Drug optimisation in clinical practice
‘Implementation’ involves translating results from clinical research into everyday clinical practice and healthcare decision making. It seeks to improve quality of healthcare through the implementation of various interventions. The intent of this research is to understand what, why, and how ‘interventions’ work in real world settings and to test approaches to optimize them. ‘Interventions’, in this case, refer to medications and to various processes related to the use of medications and patient safety. Research in clinical pharmacy (CLIP) therefore aims at evaluating the quality of use of medicines in clinical practice, to better understand the determinants of this quality and to evaluate the impact of specific approaches for optimisation on patient safety. Translational research “from bench to bedside and back again” mainly benefits the research work focusing on specific medications such as antibiotics (FACM) and anticoagulants (PMGK), in both the acute care and ambulatory care settings. We use both quantitative research ([quasi]-experimental studies such as randomised controlled trials, cohort studies, surveys,…) and qualitative studies (interviews, focus groups, observations). The approaches for optimisation tested encompass education and training, multidisciplinary teamwork (including working with clinical pharmacists), patient empowerment, audit and feedback, use of protocols,…

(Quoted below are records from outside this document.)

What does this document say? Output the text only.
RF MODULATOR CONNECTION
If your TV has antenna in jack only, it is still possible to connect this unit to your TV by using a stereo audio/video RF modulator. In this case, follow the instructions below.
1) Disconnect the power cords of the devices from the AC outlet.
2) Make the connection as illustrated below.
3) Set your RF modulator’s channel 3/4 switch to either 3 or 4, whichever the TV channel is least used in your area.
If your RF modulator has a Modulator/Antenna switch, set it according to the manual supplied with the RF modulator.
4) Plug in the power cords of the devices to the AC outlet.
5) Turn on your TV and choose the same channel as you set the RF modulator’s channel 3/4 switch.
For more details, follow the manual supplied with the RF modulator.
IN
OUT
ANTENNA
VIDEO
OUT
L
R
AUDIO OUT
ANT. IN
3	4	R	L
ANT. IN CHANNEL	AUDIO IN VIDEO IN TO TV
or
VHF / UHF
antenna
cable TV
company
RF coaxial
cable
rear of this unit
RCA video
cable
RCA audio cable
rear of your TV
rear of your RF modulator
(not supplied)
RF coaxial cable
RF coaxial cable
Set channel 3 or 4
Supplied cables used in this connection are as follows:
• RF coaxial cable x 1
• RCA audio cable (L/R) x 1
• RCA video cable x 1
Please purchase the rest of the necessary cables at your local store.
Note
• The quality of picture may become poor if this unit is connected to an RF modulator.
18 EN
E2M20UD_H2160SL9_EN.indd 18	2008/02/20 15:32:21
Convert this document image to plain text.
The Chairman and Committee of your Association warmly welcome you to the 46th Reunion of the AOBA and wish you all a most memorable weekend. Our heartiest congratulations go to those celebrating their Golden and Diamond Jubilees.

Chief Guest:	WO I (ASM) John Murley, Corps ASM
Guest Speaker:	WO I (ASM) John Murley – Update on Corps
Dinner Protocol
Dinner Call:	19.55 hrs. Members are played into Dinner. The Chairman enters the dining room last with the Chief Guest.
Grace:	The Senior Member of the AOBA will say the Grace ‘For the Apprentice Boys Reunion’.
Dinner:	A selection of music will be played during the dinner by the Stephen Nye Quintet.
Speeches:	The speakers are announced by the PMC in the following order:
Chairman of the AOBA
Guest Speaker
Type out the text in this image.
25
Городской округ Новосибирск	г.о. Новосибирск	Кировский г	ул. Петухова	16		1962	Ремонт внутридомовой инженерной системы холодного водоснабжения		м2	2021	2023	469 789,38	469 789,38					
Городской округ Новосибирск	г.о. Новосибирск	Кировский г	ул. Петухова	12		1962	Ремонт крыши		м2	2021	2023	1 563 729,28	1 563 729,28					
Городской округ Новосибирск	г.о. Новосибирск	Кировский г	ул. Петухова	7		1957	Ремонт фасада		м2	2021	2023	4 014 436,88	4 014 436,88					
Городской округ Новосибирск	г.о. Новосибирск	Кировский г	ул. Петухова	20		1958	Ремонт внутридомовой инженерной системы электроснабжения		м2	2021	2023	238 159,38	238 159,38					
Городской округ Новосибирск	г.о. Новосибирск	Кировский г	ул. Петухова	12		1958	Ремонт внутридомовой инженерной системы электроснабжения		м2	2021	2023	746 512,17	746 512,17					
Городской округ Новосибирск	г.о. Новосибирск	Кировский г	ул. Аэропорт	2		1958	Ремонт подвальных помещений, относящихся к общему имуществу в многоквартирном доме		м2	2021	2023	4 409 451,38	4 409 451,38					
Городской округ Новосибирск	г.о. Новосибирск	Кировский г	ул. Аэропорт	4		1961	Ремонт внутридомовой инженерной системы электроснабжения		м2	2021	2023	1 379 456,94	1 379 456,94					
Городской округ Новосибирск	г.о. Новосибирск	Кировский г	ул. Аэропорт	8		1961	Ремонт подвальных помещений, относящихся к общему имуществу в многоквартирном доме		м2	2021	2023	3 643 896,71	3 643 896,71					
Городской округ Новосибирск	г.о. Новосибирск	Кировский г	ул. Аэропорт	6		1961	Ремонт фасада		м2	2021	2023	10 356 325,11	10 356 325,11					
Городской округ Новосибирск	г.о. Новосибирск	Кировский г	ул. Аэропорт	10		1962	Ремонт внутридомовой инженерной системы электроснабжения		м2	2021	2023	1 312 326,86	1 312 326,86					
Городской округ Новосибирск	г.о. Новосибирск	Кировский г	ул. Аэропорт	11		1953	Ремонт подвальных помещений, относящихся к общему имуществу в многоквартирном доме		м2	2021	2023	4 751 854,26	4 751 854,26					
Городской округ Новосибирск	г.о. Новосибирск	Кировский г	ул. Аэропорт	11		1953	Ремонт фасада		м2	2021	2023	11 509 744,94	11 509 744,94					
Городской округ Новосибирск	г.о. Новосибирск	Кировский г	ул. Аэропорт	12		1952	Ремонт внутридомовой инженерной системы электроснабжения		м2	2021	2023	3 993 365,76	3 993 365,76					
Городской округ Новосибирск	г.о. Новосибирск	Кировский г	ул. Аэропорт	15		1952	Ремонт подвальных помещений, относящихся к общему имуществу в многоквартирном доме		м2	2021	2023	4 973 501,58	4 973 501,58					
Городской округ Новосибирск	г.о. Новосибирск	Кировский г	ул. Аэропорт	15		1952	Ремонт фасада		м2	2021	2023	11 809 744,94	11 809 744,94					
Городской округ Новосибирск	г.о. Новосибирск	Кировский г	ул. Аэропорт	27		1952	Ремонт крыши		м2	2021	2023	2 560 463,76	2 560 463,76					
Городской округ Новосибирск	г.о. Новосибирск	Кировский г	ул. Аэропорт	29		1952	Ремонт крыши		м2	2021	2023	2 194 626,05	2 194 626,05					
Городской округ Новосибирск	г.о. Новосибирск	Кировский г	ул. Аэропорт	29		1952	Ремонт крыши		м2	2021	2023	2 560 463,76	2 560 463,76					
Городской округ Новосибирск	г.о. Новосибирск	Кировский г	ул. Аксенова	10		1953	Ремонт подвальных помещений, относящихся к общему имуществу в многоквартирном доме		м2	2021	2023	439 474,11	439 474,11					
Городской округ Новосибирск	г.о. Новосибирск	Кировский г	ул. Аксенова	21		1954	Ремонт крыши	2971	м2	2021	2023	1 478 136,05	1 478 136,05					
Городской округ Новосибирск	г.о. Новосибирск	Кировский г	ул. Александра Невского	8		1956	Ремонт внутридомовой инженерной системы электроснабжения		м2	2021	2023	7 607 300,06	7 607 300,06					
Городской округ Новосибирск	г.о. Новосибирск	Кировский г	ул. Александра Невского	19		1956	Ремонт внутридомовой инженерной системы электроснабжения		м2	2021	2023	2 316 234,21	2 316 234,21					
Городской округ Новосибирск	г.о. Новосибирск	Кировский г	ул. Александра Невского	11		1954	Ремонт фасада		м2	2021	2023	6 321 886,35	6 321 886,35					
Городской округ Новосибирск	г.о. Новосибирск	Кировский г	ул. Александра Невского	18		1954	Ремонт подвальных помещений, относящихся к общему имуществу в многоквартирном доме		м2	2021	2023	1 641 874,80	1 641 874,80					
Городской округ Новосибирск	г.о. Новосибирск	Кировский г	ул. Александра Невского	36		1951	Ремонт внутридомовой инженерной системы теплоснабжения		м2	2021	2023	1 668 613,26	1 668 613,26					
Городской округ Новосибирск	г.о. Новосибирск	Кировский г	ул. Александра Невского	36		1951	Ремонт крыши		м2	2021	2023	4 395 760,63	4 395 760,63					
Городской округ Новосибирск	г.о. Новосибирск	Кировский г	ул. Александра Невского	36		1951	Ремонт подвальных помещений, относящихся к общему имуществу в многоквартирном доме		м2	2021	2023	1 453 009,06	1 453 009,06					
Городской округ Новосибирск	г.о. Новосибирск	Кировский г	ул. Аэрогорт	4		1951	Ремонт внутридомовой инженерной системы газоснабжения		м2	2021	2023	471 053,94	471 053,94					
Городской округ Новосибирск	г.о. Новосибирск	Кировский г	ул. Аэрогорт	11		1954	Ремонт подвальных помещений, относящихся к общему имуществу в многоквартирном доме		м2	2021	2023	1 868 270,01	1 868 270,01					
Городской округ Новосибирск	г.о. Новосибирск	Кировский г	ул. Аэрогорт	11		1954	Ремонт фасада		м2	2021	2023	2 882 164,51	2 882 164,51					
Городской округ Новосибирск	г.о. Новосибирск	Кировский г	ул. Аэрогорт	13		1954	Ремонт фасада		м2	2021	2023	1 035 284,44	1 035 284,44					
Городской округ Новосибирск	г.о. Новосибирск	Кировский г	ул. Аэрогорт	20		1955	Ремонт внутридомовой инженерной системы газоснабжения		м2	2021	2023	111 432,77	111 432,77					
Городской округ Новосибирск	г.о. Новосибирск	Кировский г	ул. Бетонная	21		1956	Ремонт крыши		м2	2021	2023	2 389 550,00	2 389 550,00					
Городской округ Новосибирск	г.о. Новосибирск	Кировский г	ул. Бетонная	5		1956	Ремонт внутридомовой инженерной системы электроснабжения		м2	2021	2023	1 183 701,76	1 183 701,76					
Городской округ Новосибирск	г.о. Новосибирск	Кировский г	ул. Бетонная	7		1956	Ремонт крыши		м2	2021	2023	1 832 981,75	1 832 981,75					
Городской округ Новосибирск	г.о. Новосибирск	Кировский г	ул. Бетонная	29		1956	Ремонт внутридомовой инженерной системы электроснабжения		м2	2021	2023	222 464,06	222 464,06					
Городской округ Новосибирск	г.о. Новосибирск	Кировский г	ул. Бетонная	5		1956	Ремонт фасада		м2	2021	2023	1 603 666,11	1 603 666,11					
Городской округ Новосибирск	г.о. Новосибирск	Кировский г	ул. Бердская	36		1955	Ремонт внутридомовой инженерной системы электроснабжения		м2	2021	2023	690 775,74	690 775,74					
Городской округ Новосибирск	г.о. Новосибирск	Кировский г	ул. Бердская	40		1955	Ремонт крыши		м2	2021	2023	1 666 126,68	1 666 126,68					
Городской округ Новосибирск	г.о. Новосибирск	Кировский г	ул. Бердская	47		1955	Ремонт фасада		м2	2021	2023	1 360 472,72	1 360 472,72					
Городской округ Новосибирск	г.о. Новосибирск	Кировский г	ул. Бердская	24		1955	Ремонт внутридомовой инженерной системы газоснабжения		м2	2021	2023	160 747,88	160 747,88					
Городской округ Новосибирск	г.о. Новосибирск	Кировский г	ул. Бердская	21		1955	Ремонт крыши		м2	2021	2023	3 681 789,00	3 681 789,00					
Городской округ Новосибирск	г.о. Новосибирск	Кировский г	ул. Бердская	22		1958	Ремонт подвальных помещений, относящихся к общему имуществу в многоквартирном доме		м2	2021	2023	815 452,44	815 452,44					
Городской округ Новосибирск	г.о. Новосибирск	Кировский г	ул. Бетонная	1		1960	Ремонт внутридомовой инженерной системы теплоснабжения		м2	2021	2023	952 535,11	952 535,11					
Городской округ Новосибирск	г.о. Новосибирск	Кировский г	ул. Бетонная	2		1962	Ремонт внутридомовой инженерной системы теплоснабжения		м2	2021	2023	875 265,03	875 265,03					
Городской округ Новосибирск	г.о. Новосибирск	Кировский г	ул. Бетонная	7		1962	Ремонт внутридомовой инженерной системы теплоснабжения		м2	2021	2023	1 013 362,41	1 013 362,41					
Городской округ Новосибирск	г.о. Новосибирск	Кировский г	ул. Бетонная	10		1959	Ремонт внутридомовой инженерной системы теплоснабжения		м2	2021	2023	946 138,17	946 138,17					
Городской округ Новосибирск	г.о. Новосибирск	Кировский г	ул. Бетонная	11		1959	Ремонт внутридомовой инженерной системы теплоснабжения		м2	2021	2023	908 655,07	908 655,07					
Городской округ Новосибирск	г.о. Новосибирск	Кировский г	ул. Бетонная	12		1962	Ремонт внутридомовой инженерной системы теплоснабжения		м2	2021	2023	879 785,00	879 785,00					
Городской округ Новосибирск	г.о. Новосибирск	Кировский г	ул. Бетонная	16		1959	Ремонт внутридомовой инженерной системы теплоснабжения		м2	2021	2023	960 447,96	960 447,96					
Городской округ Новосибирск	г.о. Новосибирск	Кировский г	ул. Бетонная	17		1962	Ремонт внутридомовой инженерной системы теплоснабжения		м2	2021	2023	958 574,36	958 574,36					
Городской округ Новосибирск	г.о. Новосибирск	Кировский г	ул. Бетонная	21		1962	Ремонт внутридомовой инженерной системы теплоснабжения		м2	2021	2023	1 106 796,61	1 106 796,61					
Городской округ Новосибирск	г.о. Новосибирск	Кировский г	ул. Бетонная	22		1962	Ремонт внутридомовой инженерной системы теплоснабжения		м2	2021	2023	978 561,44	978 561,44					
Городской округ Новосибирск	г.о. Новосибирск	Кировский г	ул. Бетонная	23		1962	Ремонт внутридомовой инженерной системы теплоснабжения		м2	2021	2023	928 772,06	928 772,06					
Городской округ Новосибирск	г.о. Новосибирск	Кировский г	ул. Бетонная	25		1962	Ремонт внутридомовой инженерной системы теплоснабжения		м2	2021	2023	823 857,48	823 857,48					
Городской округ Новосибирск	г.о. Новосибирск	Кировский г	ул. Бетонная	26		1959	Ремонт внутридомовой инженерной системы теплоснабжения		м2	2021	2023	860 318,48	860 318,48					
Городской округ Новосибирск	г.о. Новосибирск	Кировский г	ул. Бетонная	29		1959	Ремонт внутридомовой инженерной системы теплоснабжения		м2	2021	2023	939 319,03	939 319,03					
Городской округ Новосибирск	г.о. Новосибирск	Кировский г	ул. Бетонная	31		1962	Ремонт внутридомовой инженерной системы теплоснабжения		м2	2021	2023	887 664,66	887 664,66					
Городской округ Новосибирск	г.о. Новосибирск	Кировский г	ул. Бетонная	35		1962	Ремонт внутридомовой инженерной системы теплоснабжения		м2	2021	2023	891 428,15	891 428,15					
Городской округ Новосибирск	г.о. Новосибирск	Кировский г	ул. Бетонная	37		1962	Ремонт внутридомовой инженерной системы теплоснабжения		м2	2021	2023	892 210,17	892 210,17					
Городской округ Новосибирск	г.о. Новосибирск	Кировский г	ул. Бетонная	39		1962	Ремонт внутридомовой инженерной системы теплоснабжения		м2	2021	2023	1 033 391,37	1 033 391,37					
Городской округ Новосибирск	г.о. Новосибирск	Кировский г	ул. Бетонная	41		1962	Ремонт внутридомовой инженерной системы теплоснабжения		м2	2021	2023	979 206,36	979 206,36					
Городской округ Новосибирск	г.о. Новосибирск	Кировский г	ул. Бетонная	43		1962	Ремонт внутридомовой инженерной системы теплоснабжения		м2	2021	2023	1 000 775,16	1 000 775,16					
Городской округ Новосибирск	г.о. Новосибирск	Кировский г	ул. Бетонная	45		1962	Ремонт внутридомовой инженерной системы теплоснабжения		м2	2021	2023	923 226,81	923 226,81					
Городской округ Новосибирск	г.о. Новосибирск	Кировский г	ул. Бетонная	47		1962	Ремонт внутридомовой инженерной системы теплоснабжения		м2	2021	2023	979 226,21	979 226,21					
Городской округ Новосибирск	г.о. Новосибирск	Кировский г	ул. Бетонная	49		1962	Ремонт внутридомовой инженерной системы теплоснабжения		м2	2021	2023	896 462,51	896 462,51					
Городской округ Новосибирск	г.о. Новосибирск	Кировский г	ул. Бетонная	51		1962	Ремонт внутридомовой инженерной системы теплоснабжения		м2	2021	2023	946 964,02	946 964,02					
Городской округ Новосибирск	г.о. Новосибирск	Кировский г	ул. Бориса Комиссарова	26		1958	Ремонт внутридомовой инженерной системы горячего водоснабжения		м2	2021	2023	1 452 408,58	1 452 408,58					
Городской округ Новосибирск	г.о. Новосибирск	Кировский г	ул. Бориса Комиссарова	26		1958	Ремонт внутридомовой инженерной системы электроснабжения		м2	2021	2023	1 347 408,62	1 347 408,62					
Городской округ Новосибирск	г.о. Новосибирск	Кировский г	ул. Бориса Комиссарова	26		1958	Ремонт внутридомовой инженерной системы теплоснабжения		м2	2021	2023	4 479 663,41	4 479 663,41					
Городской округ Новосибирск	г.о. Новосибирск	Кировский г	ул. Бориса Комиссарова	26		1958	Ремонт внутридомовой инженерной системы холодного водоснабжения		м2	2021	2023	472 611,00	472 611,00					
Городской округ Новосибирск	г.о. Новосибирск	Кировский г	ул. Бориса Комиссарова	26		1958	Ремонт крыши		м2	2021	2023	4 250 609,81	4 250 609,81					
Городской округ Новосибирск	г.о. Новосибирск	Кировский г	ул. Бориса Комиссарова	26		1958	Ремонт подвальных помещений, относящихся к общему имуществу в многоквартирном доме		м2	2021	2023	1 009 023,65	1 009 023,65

⇒Better defining the positioning of the ß-lactam temocillin in our therapeutic arsenal, by evaluating its activity against clinical isolates, and determining its PK profile in specific patient populations in order to propose PK/PD breakpoints and optimal dosages in the clinics based on Monte-Carlo simulations.
⇒Determining the risk factors for adverse events in patients taking direct oral anticoagulants, including inappropriate use but also individual variations in pharmacokinetics, including those related to genetic polymorphisms.